SANTA MONICA, Calif. — Activision announced that the next game in the Call of Duty franchise, Call of Duty: Uprising, will take place in the fictional Russian city of PФЯҬLДИD, allowing American soldiers to aid Russian civilians in the fight against their oppressive government.

“To be perfectly clear, the city of PФЯҬLДИD — pronounced ‘Rfyatldid’ — is not based on any real world city or events,”  said lead developer Todd Whittle in an announcement video. “It’s simply based on the idea that we, as Americans, all know in our hearts that something funky is going on in Russia and the Middle East. Something funky that red-blooded Americans should be able to roleplay stopping at nothing to defeat with some good ole patriotic violence of our own. That’s where Call of Duty comes in.”
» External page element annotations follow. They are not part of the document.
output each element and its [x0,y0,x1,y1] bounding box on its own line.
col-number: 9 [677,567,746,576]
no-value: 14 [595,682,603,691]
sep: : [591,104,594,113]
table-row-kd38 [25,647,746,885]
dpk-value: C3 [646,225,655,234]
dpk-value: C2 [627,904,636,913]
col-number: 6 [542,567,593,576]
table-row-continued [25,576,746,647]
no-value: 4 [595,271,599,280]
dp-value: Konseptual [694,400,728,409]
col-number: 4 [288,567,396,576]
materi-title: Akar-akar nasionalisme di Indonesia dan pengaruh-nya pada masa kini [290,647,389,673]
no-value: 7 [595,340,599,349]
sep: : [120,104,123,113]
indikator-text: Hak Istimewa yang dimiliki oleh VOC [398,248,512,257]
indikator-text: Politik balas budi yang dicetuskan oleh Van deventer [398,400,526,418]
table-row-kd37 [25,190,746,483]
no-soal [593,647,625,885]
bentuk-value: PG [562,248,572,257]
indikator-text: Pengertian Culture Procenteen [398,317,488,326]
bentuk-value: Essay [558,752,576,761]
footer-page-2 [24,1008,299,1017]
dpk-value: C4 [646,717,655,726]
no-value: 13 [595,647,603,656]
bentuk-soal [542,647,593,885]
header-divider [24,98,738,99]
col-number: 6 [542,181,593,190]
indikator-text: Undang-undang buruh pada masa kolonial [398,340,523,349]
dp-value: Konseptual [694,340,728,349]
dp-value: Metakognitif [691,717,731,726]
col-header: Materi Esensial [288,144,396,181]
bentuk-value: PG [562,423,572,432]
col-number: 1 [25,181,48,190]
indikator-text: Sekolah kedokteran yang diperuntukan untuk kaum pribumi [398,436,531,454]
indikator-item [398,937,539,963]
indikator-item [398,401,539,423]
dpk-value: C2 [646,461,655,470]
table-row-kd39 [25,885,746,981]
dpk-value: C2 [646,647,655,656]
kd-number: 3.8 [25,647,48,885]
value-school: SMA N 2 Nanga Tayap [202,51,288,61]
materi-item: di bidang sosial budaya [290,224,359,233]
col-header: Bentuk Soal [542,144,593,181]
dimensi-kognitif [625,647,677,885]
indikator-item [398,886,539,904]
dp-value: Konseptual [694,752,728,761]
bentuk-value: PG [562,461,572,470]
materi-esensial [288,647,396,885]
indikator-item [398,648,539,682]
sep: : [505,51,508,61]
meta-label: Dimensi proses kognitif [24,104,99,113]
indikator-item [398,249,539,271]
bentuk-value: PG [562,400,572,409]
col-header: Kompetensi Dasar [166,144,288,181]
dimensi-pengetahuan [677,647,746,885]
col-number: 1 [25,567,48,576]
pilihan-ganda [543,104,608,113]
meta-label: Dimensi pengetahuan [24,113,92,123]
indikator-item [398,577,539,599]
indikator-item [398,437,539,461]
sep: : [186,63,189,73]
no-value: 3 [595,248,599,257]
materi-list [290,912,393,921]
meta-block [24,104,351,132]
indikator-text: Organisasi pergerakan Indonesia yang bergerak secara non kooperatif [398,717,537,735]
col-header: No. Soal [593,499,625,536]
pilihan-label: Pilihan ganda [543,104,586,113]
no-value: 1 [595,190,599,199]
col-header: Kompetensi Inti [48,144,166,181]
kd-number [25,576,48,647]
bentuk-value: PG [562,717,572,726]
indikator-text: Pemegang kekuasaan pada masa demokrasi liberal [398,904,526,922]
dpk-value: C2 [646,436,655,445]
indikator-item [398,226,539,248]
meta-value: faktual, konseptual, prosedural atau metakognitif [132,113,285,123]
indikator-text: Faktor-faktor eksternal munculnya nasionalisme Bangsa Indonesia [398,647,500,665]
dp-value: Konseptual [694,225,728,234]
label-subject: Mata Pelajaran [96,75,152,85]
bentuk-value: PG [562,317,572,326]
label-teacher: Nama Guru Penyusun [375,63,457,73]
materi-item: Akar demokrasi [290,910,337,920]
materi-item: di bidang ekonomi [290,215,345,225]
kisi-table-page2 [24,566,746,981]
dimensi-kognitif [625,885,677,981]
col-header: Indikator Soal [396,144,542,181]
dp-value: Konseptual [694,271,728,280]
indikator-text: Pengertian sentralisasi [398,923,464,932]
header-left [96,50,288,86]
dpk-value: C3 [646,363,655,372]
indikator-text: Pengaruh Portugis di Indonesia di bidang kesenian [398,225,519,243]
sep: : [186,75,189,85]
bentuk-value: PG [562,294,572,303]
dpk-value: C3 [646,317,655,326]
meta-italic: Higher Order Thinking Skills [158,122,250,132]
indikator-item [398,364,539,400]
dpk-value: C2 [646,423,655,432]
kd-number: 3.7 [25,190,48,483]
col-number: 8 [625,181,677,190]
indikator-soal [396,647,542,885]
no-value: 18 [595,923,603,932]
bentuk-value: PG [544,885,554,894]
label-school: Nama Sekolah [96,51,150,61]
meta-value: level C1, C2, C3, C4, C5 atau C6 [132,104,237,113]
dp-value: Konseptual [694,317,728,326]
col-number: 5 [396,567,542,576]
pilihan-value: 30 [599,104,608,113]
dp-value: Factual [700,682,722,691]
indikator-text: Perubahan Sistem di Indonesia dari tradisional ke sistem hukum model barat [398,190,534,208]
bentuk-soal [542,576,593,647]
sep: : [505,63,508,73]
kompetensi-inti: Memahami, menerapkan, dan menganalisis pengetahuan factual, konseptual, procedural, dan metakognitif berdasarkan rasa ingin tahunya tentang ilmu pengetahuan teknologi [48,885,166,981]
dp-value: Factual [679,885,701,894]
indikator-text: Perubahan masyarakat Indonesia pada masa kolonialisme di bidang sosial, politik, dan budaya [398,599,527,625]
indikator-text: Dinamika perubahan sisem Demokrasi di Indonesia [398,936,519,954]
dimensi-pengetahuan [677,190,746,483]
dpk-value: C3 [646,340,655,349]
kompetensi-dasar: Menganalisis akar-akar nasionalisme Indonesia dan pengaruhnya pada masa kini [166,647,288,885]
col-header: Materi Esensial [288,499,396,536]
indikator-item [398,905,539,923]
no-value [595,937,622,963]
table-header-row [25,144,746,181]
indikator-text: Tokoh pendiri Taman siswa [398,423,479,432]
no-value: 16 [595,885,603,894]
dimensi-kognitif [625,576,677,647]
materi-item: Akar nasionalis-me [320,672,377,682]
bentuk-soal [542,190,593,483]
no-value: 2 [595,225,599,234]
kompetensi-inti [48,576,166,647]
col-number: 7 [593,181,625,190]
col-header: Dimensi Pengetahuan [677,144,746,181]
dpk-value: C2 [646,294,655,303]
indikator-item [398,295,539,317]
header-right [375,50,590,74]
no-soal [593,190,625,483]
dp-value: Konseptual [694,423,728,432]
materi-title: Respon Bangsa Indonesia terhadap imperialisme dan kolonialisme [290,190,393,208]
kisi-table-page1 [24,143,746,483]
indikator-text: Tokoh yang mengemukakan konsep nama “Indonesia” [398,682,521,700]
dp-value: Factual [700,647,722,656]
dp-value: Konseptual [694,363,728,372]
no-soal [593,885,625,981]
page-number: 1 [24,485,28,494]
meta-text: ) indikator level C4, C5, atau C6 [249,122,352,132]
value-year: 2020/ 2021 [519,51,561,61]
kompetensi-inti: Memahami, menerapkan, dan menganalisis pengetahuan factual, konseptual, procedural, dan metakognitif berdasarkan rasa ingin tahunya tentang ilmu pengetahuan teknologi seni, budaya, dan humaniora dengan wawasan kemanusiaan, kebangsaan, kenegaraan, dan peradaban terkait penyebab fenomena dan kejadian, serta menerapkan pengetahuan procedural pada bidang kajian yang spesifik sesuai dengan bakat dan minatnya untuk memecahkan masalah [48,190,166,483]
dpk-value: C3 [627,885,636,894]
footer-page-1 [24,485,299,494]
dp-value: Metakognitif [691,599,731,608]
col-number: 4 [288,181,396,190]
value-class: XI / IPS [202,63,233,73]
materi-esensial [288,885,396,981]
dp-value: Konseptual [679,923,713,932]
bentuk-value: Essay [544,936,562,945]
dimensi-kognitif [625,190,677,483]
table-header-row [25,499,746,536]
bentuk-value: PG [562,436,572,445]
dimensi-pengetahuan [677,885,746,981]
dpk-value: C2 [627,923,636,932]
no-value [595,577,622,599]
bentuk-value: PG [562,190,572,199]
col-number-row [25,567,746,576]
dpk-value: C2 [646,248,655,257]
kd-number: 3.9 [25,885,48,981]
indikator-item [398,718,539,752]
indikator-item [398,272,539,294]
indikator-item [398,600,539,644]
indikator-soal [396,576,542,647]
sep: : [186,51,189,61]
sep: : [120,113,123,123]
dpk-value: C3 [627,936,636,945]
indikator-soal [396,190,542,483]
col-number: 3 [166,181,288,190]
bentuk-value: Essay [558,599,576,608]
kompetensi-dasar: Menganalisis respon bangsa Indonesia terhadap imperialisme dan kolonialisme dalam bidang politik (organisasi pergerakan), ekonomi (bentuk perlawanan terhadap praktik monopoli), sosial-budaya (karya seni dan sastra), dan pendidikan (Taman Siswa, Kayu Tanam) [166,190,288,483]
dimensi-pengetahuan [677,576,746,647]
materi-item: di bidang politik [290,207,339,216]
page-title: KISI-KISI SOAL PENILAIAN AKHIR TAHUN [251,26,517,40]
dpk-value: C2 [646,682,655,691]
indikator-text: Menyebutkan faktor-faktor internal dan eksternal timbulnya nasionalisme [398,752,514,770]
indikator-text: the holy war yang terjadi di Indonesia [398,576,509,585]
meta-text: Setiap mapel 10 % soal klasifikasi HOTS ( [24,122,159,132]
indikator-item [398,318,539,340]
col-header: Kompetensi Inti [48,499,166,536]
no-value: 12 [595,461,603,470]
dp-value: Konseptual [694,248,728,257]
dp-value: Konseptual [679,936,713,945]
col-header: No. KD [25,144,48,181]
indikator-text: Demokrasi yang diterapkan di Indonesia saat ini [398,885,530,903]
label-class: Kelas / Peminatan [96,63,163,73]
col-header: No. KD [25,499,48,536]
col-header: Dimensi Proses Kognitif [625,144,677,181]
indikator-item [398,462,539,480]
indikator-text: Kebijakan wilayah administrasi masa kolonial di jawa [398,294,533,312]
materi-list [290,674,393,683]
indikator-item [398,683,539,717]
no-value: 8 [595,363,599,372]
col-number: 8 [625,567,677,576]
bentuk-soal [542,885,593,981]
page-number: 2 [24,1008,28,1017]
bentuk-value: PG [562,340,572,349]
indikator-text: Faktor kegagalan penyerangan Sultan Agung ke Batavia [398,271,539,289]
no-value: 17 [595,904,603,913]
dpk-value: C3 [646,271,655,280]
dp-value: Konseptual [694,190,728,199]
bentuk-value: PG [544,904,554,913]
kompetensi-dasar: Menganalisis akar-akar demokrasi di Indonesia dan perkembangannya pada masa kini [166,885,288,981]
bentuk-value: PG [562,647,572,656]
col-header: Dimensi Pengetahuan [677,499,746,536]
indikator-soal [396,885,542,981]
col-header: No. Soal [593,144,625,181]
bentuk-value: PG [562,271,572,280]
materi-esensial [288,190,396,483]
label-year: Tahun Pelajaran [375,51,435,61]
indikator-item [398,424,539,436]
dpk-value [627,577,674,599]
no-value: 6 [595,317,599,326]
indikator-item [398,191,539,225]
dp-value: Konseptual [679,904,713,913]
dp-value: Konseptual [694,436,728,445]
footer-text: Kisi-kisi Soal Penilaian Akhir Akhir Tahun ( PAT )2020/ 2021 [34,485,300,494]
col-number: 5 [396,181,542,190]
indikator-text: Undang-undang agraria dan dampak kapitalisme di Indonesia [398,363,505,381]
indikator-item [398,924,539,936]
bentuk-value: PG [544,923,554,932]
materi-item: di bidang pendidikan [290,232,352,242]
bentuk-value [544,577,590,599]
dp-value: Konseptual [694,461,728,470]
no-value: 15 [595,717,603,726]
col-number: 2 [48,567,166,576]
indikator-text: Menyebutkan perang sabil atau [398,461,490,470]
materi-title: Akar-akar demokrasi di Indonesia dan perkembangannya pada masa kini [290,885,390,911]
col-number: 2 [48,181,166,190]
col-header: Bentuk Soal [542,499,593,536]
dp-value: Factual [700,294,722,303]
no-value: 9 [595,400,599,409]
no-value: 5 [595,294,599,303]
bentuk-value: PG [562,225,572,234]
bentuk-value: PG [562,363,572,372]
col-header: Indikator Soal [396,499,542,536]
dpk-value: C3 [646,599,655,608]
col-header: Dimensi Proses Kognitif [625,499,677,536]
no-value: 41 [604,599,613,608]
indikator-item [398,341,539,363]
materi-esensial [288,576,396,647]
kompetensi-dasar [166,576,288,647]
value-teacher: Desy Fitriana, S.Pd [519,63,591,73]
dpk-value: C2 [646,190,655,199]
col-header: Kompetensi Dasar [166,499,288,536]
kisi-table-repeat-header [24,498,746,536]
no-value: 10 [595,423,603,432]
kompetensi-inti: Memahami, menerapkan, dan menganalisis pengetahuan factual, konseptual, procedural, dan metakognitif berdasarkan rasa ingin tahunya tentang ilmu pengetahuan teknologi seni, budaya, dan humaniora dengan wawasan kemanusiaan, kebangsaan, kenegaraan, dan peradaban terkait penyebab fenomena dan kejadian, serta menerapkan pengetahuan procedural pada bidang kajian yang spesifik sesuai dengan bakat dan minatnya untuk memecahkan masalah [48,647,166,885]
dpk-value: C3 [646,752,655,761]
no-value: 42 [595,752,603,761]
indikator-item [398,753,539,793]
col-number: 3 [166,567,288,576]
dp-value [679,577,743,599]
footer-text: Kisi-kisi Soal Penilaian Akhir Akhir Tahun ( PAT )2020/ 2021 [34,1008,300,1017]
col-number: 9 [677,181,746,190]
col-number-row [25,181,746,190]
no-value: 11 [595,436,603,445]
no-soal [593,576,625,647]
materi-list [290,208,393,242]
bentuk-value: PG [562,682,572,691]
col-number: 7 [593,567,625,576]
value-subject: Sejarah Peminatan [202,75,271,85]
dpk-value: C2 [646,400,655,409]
“And no, we don’t really feel bad about making up a fake city to defend,” Whittle continued. “Because if something like PФЯҬLДИD did exist — government agents kidnapping protesters for no reason other than speaking out against injustice — it would obviously be immoral. That’s why we’re lucky it’s something that only exists in our video game.”

Despite Whittle’s insistence, however, story developer Joey Barnes claims that the game is somewhat based on reality.

“I have the easiest job in the fucking world, dude,” Barnes said in a phone interview. “Once a year I look up some shit that America did recently and I flip it to be someone with a weird accent. People ask me all the time in pitch meetings how I come up with my killer ideas for plotlines and I don’t have the heart to tell them that my co-writer for this one is Attorney General William Barr. I’m not doing political satire or whatever, I’m just too lazy to change things more than I have to.”

At press time, Activision hinted at a possible DLC that lets players act as U.S. soldiers fighting corrupt Venezuelan politicians who keep their power by locking up its own citizens for minor drug offenses, stripping them of their right to vote.